The CPRE are storm-troopers for the Green Belt, not just as a concept but in its every inch as it presently stands. And so, they are glum at the prospect of wind turbines, they are sour-faced at Oxford's Park and Rides, and they are certainly bitterly opposed to any building projects near the city.
They claim that 'all the houses needed [for Oxford] could be built in the City itself on already identified development land.' Let's leave aside the fact that this seriously underestimates the depth of the problem we face. Elsewhere in their bulletin, CPRE celebrate the fact that a meadow in Oxford, near my ward -- Warneford Meadow -- has been saved from development by the curious legal ruse of declaring it a Town Green.
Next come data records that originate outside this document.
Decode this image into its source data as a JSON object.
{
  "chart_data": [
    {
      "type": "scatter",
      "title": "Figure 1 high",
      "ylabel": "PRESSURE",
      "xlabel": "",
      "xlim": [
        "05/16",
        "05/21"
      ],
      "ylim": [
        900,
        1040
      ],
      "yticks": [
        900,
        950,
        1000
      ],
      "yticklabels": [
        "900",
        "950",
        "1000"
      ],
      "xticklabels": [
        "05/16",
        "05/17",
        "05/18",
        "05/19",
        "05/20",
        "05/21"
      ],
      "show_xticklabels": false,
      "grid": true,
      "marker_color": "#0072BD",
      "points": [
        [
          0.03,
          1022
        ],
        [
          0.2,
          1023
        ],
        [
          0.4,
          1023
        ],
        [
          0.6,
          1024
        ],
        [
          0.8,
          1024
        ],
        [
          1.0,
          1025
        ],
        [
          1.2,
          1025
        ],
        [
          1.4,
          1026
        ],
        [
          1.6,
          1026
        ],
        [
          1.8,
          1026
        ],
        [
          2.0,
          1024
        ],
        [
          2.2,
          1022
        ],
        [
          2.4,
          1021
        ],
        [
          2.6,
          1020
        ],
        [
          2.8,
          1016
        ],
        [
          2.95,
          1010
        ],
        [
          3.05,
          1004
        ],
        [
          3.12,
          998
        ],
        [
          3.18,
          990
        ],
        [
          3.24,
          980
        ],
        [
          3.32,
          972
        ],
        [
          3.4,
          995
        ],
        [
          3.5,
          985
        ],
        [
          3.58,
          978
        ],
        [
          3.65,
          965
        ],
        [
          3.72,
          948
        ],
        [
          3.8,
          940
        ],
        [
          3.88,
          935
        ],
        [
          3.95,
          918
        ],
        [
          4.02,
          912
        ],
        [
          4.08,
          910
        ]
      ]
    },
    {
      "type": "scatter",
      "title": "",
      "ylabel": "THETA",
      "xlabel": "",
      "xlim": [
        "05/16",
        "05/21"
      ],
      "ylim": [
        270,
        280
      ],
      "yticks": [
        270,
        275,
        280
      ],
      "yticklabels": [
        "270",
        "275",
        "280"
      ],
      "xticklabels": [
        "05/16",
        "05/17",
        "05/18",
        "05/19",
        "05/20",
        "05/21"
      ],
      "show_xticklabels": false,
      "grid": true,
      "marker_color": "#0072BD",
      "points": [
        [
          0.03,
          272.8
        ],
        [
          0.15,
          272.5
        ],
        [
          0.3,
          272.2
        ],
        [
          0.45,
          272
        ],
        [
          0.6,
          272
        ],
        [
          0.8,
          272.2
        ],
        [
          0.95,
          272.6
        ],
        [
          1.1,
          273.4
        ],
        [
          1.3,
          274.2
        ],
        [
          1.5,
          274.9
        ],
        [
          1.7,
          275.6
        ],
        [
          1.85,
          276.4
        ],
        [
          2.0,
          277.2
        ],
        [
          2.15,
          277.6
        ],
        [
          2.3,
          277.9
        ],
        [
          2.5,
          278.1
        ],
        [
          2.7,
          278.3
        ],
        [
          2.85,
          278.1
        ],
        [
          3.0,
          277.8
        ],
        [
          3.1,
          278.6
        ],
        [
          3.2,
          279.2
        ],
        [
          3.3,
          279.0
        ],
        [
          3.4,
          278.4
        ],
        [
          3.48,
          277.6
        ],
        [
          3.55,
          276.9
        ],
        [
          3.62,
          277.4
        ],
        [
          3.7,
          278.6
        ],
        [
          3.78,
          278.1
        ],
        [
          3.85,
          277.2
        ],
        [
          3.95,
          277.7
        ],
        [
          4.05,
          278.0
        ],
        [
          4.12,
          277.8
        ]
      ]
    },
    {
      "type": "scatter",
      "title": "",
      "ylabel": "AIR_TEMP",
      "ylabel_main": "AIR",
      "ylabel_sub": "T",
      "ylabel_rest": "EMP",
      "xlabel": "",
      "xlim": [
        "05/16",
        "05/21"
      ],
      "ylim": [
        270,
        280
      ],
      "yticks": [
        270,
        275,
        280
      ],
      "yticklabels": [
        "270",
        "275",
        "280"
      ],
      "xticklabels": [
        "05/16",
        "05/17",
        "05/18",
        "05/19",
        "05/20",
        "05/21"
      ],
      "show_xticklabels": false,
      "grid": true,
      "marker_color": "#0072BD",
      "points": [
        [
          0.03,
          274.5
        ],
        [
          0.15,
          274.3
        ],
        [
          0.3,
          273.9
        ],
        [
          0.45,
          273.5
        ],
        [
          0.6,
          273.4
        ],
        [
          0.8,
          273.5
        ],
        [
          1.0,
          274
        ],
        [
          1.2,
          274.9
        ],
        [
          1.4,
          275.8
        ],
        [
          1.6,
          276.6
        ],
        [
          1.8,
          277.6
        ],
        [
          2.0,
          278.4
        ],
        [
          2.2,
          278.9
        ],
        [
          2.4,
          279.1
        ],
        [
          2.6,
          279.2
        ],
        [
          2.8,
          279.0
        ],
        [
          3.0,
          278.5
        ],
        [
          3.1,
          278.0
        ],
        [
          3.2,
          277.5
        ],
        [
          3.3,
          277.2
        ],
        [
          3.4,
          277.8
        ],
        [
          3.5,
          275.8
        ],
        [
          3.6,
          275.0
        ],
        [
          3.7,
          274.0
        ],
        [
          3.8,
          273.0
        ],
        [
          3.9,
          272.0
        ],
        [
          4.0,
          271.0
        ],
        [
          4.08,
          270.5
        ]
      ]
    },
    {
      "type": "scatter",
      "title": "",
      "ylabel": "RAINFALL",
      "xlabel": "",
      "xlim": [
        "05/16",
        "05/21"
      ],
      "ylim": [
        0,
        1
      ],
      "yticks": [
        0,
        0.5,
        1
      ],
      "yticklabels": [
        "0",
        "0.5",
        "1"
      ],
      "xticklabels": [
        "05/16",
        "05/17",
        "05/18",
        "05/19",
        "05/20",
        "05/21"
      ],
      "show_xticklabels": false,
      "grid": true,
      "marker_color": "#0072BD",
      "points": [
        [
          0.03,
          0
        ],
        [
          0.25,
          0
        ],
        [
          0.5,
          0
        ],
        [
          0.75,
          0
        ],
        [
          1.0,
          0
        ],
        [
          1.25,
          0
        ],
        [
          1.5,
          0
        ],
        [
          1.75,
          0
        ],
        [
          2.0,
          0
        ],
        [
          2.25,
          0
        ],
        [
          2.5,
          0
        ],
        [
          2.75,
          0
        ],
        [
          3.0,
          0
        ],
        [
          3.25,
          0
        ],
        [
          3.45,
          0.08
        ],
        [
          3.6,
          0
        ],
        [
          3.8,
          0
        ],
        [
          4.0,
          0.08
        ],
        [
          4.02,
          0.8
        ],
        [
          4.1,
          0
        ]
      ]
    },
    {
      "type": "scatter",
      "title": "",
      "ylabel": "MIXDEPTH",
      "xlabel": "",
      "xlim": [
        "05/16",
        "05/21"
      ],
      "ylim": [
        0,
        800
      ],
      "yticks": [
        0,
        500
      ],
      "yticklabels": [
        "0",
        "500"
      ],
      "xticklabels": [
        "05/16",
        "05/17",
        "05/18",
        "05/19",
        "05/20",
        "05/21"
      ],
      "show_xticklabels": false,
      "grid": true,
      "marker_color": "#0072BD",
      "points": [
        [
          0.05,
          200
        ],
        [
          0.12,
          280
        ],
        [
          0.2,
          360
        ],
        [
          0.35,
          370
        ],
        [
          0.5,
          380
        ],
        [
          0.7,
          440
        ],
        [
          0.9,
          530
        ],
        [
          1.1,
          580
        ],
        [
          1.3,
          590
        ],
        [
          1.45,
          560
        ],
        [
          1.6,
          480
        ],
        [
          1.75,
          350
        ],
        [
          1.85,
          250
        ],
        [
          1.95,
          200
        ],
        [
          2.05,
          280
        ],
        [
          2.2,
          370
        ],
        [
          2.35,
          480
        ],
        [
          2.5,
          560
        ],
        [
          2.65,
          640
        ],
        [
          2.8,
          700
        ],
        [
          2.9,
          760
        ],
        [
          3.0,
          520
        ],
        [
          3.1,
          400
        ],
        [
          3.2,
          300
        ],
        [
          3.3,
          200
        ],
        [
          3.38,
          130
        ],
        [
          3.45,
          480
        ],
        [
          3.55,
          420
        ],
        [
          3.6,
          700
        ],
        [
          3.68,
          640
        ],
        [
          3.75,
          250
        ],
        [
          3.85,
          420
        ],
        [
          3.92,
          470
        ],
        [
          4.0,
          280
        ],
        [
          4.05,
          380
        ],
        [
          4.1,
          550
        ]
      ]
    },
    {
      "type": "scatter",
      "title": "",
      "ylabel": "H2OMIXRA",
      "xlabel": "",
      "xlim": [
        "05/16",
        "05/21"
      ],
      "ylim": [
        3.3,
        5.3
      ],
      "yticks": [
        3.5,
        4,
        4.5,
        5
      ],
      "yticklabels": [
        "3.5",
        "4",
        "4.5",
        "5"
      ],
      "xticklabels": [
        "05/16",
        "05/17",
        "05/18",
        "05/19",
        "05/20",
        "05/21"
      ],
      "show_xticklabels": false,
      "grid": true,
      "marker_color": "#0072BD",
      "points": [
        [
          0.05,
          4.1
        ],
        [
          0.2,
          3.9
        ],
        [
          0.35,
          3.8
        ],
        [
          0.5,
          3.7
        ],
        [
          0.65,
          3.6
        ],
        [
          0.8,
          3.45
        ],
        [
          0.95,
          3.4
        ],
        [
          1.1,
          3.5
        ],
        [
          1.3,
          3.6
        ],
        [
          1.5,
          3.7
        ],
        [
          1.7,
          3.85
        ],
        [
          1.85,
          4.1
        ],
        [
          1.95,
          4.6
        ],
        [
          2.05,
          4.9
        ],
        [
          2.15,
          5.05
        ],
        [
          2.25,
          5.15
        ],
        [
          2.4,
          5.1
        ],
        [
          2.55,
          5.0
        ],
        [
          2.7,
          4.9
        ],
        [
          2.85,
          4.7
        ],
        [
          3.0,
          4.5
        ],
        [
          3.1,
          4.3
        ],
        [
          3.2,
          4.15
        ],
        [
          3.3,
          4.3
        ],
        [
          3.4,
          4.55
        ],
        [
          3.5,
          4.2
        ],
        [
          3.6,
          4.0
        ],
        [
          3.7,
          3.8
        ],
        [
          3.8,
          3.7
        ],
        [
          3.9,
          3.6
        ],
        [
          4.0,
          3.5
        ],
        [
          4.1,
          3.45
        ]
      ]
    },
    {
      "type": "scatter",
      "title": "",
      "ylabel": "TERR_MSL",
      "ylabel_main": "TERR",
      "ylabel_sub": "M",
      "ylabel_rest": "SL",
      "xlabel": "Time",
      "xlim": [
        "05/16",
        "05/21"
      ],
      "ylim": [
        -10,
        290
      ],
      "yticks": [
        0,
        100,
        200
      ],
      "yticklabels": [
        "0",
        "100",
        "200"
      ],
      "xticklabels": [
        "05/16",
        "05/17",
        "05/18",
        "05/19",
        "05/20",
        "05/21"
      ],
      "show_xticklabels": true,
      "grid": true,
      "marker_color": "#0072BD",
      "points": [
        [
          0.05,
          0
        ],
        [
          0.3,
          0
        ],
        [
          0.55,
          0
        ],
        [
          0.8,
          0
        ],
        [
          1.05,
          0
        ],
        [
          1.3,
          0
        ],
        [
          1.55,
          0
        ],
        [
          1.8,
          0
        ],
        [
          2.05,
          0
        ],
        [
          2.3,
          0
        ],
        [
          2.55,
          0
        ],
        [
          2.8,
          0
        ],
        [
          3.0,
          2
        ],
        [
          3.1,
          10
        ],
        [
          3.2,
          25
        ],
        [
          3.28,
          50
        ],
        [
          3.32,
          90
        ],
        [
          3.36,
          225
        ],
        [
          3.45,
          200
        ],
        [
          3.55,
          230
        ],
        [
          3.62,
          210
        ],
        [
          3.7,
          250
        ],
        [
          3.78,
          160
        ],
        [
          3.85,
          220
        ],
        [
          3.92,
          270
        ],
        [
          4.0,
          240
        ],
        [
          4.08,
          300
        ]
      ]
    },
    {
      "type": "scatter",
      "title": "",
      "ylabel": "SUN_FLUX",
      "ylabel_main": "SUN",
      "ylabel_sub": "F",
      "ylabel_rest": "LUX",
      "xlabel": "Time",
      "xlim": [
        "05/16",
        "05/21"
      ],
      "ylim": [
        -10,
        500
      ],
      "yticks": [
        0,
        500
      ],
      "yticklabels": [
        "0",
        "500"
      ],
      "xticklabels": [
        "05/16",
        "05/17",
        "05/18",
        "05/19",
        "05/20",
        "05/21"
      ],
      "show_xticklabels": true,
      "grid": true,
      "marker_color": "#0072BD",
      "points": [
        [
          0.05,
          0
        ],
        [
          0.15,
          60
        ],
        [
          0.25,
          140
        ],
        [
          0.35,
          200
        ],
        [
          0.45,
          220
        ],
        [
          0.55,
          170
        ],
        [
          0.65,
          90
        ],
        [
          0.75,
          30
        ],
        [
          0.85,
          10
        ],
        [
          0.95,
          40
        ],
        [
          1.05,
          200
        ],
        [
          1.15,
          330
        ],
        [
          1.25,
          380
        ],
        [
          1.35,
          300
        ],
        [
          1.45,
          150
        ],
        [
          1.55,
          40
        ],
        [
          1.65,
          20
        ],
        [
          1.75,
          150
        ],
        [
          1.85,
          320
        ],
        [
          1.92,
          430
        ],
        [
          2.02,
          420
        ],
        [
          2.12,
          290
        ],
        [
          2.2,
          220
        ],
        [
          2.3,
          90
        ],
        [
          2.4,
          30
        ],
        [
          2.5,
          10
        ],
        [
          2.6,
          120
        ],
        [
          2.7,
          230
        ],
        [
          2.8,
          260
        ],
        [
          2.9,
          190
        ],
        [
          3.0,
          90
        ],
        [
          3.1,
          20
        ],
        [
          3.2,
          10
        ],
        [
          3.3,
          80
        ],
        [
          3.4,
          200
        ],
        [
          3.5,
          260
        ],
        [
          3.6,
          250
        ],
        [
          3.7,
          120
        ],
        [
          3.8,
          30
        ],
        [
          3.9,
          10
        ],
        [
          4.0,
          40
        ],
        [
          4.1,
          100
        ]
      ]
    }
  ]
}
Good for the Meadow which would, indeed, be an unwise place to build, but let's remember that that was one of the areas of 'identified development land'. We do need the countryside around the city but we also need green spaces in the city. Is the CPRE really ready to thrust its arm down the city's throat and pull out its green lungs? Their thinking simply does not add up on this.
But, I read, building an urban extension to relieve Oxford's housing crisis is not just unnecessary; it's apparently part of a conspiracy. The CPRE reveals the dastardly truth in their bulletin: 'the City Council's strategy is not to solve the housing problem, but to provide more houses in order to enable commercial development.' In other words, the City -- damn them -- wants to see economic growth. Quite what the CPRE's alternative to sustainable economic growth is, they don't say. I can't avoid sensing that the CPRE would like to stop the world and get off, and, in that eventuality, I'd gladly hold the door open from them.
Protect rural England, yes, we should. But we won't do that with a narrow-minded, inflexible approach which takes no account of the human beings we want to be able to enjoy the countryside. Lord, save our countryside from the CPRE.
1 comment:
Is the CPRE really ready to thrust its arm down the city's throat and pull out its green lungs? - a brilliant line and an on the button post.